Clinical concept annotation with contextual word embedding in active transfer learning environment
View abstract on PubMed
Summary
This summary is machine-generated.This study introduces an active learning method for clinical concept extraction, improving efficiency and accuracy in classifying medical data using models like SCIBERT and CNNs.
Area Of Science
- Natural Language Processing
- Medical Informatics
- Machine Learning
Background
- Unstructured clinical data presents challenges for automated information extraction.
- Accurate identification of clinical concepts (Problem, Treatment, Test) is crucial for healthcare applications.
Purpose Of The Study
- To develop and evaluate an active learning approach for automated clinical concept extraction.
- To classify clinical concepts with high precision and recall from unstructured electronic health records.
Main Methods
- Utilized a lexical-based approach for initial data labeling to support active learning.
- Employed contextual word embedding similarity with BERT variants (ClinicalBERT, DistilBERT, SCIBERT) for concept classification.

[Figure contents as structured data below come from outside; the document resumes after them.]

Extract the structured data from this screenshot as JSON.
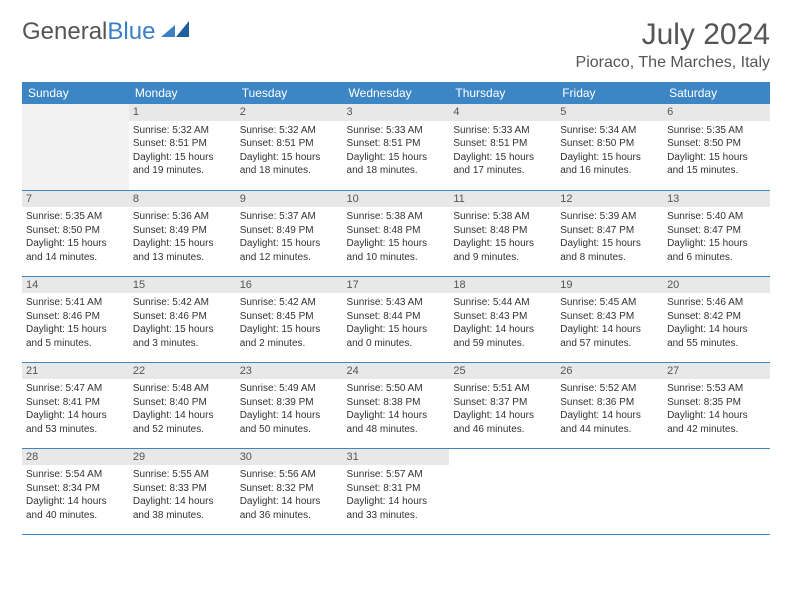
{
  "logo": {
    "text1": "General",
    "text2": "Blue"
  },
  "title": "July 2024",
  "location": "Pioraco, The Marches, Italy",
  "colors": {
    "header_bg": "#3d86c6",
    "header_text": "#ffffff",
    "daynum_bg": "#e8e8e8",
    "border": "#3d86c6",
    "text": "#333333",
    "logo_gray": "#555555",
    "logo_blue": "#3b7fc4",
    "page_bg": "#ffffff"
  },
  "typography": {
    "title_fontsize": 30,
    "location_fontsize": 16,
    "header_fontsize": 12,
    "daynum_fontsize": 11,
    "cell_fontsize": 10,
    "font_family": "Arial"
  },
  "layout": {
    "columns": 7,
    "rows": 5,
    "start_offset": 1
  },
  "weekdays": [
    "Sunday",
    "Monday",
    "Tuesday",
    "Wednesday",
    "Thursday",
    "Friday",
    "Saturday"
  ],
  "days": [
    {
      "n": 1,
      "sr": "5:32 AM",
      "ss": "8:51 PM",
      "dl": "15 hours and 19 minutes."
    },
    {
      "n": 2,
      "sr": "5:32 AM",
      "ss": "8:51 PM",
      "dl": "15 hours and 18 minutes."
    },
    {
      "n": 3,
      "sr": "5:33 AM",
      "ss": "8:51 PM",
      "dl": "15 hours and 18 minutes."
    },
    {
      "n": 4,
      "sr": "5:33 AM",
      "ss": "8:51 PM",
      "dl": "15 hours and 17 minutes."
    },
    {
      "n": 5,
      "sr": "5:34 AM",
      "ss": "8:50 PM",
      "dl": "15 hours and 16 minutes."
    },
    {
      "n": 6,
      "sr": "5:35 AM",
      "ss": "8:50 PM",
      "dl": "15 hours and 15 minutes."
    },
    {
      "n": 7,
      "sr": "5:35 AM",
      "ss": "8:50 PM",
      "dl": "15 hours and 14 minutes."
    },
    {
      "n": 8,
      "sr": "5:36 AM",
      "ss": "8:49 PM",
      "dl": "15 hours and 13 minutes."
    },
    {
      "n": 9,
      "sr": "5:37 AM",
      "ss": "8:49 PM",
      "dl": "15 hours and 12 minutes."
    },
    {
      "n": 10,
      "sr": "5:38 AM",
      "ss": "8:48 PM",
      "dl": "15 hours and 10 minutes."
    },
    {
      "n": 11,
      "sr": "5:38 AM",
      "ss": "8:48 PM",
      "dl": "15 hours and 9 minutes."
    },
    {
      "n": 12,
      "sr": "5:39 AM",
      "ss": "8:47 PM",
      "dl": "15 hours and 8 minutes."
    },
    {
      "n": 13,
      "sr": "5:40 AM",
      "ss": "8:47 PM",
      "dl": "15 hours and 6 minutes."
    },
    {
      "n": 14,
      "sr": "5:41 AM",
      "ss": "8:46 PM",
      "dl": "15 hours and 5 minutes."
    },
    {
      "n": 15,
      "sr": "5:42 AM",
      "ss": "8:46 PM",
      "dl": "15 hours and 3 minutes."
    },
    {
      "n": 16,
      "sr": "5:42 AM",
      "ss": "8:45 PM",
      "dl": "15 hours and 2 minutes."
    },
    {
      "n": 17,
      "sr": "5:43 AM",
      "ss": "8:44 PM",
      "dl": "15 hours and 0 minutes."
    },
    {
      "n": 18,
      "sr": "5:44 AM",
      "ss": "8:43 PM",
      "dl": "14 hours and 59 minutes."
    },
    {
      "n": 19,
      "sr": "5:45 AM",
      "ss": "8:43 PM",
      "dl": "14 hours and 57 minutes."
    },
    {
      "n": 20,
      "sr": "5:46 AM",
      "ss": "8:42 PM",
      "dl": "14 hours and 55 minutes."
    },
    {
      "n": 21,
      "sr": "5:47 AM",
      "ss": "8:41 PM",
      "dl": "14 hours and 53 minutes."
    },
    {
      "n": 22,
      "sr": "5:48 AM",
      "ss": "8:40 PM",
      "dl": "14 hours and 52 minutes."
    },
    {
      "n": 23,
      "sr": "5:49 AM",
      "ss": "8:39 PM",
      "dl": "14 hours and 50 minutes."
    },
    {
      "n": 24,
      "sr": "5:50 AM",
      "ss": "8:38 PM",
      "dl": "14 hours and 48 minutes."
    },
    {
      "n": 25,
      "sr": "5:51 AM",
      "ss": "8:37 PM",
      "dl": "14 hours and 46 minutes."
    },
    {
      "n": 26,
      "sr": "5:52 AM",
      "ss": "8:36 PM",
      "dl": "14 hours and 44 minutes."
    },
    {
      "n": 27,
      "sr": "5:53 AM",
      "ss": "8:35 PM",
      "dl": "14 hours and 42 minutes."
    },
    {
      "n": 28,
      "sr": "5:54 AM",
      "ss": "8:34 PM",
      "dl": "14 hours and 40 minutes."
    },
    {
      "n": 29,
      "sr": "5:55 AM",
      "ss": "8:33 PM",
      "dl": "14 hours and 38 minutes."
    },
    {
      "n": 30,
      "sr": "5:56 AM",
      "ss": "8:32 PM",
      "dl": "14 hours and 36 minutes."
    },
    {
      "n": 31,
      "sr": "5:57 AM",
      "ss": "8:31 PM",
      "dl": "14 hours and 33 minutes."
    }
  ],
  "labels": {
    "sunrise": "Sunrise:",
    "sunset": "Sunset:",
    "daylight": "Daylight:"
  }
}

- Trained deep learning models, including Convolutional Neural Networks (CNNs), and large language models (LLMs) using active learning.
Main Results
- SCIBERT demonstrated strong performance in active transfer learning, achieving 73.97% F1-score.

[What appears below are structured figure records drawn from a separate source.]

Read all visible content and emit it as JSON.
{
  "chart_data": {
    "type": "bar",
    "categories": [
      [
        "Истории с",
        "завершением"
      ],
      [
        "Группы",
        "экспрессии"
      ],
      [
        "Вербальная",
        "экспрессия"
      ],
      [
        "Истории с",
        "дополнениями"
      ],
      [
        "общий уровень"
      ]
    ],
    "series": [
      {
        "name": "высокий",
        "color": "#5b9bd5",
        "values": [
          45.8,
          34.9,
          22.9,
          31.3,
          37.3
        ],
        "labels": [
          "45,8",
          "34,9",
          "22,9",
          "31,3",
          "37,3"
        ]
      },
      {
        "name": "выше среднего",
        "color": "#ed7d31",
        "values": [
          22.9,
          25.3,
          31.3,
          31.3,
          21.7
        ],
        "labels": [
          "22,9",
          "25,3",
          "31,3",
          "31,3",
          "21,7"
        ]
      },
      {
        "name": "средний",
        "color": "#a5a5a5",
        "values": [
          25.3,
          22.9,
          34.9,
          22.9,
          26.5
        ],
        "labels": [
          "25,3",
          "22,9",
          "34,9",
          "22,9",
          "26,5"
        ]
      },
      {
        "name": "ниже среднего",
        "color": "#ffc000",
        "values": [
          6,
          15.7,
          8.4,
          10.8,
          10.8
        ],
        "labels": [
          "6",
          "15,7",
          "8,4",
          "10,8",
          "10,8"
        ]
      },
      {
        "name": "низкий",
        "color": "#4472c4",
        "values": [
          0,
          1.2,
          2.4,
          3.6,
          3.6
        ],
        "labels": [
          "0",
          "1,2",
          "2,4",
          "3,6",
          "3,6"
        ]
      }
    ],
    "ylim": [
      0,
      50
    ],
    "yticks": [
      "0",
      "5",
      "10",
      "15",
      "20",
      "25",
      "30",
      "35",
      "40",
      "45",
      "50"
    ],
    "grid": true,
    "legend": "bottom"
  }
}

- CNNs trained with various embeddings (BERTBase, DistilBERT, SCIBERT, ClinicalBERT) reached 89-93% testing accuracy.
- ClinicalBERT as an LLM achieved the highest performance with 96% testing accuracy.
Conclusions
- The integrated active learning methodology with SCIBERT and CNNs enhances clinical concept extraction.
- The approach improves annotation efficiency and maintains high accuracy, showing significant potential for clinical applications.